Go deeper than that and the picture gets more complicated again. Quarks, mesons, photons, gluons, etc., etc., and their many crazy interactions. It’s a huge mess — complexity giving rise to simplicity giving rise to complexity? — but it’s still all very mechanistic, requiring no divine intervention to operate.

Sure there are parts we still don’t understand, which technically does leave room for the Hand of God to be at work, but eventually I think we’ll explain everything we can observe, and I think we’ll again see great simplicity as the basis of the design of the universe. My money is on the ideas in Loop Quantum Gravity: that all of reality — space, time, matter, energy, and the laws that govern them — arises out of pure geometry. Topological loops and tangles on the sub-Planck scale. That’s nothing more than a guess on my part.

But whether or not LQG is right, or string theory is, or some other theory that comes along, it still seems that there can never be a “bottom” to the explanation of reality. If spacetime is nothing but mathematical foam, or minuscule vibrating strings, or turtles all the way down — in short, if we can answer “what is the universe” — then there will still be the question “why is the universe?” Sooner or later we’ll tame the particle zoo of the standard model of physics, I’m sure, but it seems unlikely we can ever uncover the root cause of reality. When we finally have in our hands the mathematical equations describing it all, we still won’t know: why did those equations manifest into something we can experience?
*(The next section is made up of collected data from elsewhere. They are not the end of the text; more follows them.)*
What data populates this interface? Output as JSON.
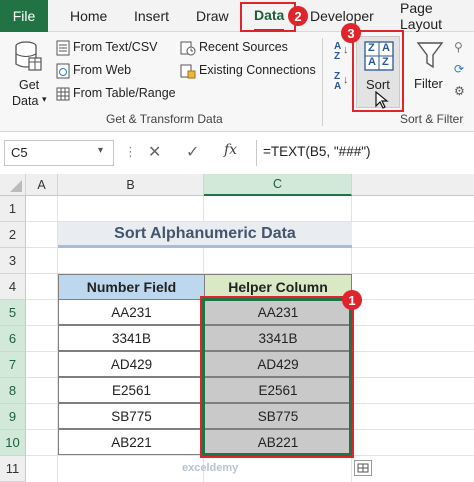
{
  "tabs": {
    "file": "File",
    "home": "Home",
    "insert": "Insert",
    "draw": "Draw",
    "data": "Data",
    "developer": "Developer",
    "page_layout": "Page Layout"
  },
  "ribbon": {
    "get_data": "Get",
    "get_data_2": "Data",
    "from_text_csv": "From Text/CSV",
    "from_web": "From Web",
    "from_table_range": "From Table/Range",
    "recent_sources": "Recent Sources",
    "existing_connections": "Existing Connections",
    "group_get_transform": "Get & Transform Data",
    "sort": "Sort",
    "filter": "Filter",
    "group_sort_filter": "Sort & Filter",
    "sort_icon_top": "Z",
    "sort_icon_mid": "A",
    "az_a": "A",
    "az_z": "Z"
  },
  "badges": {
    "data_tab": "2",
    "sort_button": "3",
    "data_range": "1"
  },
  "formula_bar": {
    "name_box": "C5",
    "dots": "⋮",
    "cancel": "✕",
    "enter": "✓",
    "fx": "fx",
    "formula": "=TEXT(B5, \"###\")"
  },
  "columns": [
    "A",
    "B",
    "C"
  ],
  "rows": [
    "1",
    "2",
    "3",
    "4",
    "5",
    "6",
    "7",
    "8",
    "9",
    "10",
    "11"
  ],
  "sheet": {
    "title": "Sort Alphanumeric Data",
    "headers": [
      "Number Field",
      "Helper Column"
    ],
    "data": [
      [
        "AA231",
        "AA231"
      ],
      [
        "3341B",
        "3341B"
      ],
      [
        "AD429",
        "AD429"
      ],
      [
        "E2561",
        "E2561"
      ],
      [
        "SB775",
        "SB775"
      ],
      [
        "AB221",
        "AB221"
      ]
    ]
  },
  "watermark": "exceldemy",
  "colors": {
    "excel_green": "#217346",
    "highlight_red": "#e0242c"
  }
}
It’s as if I decided to write an elaborate computer program to simulate a universe, complete with its own laws of nature and its own intelligent life. In time those beings might figure out all the rules of their universe, but what chance would they ever have of guessing what I’m like, or the nature of the computing hardware in which they are abstractions? The copper and silicon and tiny electrical charges of which they’re really composed would appear nowhere at all inside the simulation. The rules by which their universe operates would bear no resemblance to the rules of the programming language in which I expressed them.

Yes, I know I’m starting to sound stoned. Maybe I’m way past “starting.” My point is this: I do not think science can answer the big “why.” Philosophy — or, if you prefer, theology (at this level they’re both the same) — can, perhaps. There is room for God here, and it’s not the “God of the gaps,” the one who’s required to explain mysterious phenomena (lightning, flowers, snowflakes) temporarily until we understand them better, and who’s constantly getting demoted by science. It’s not the human-centric God who sculpts a landscape or cares whether I watch my neighbor undress or obliterates entire villages by fiat because of some unknowable plan. The God I have in mind may have designed the very topology of cosmic spin-foam (or whatever), setting in motion an entire automatic universe, not a mere flower. This God really is unknowable, not to mention impossibly remote, completely abstract, irrelevant to ordinary human affairs — but also vastly more grand in a cosmic sense than the great-and-terrible-Oz version of God.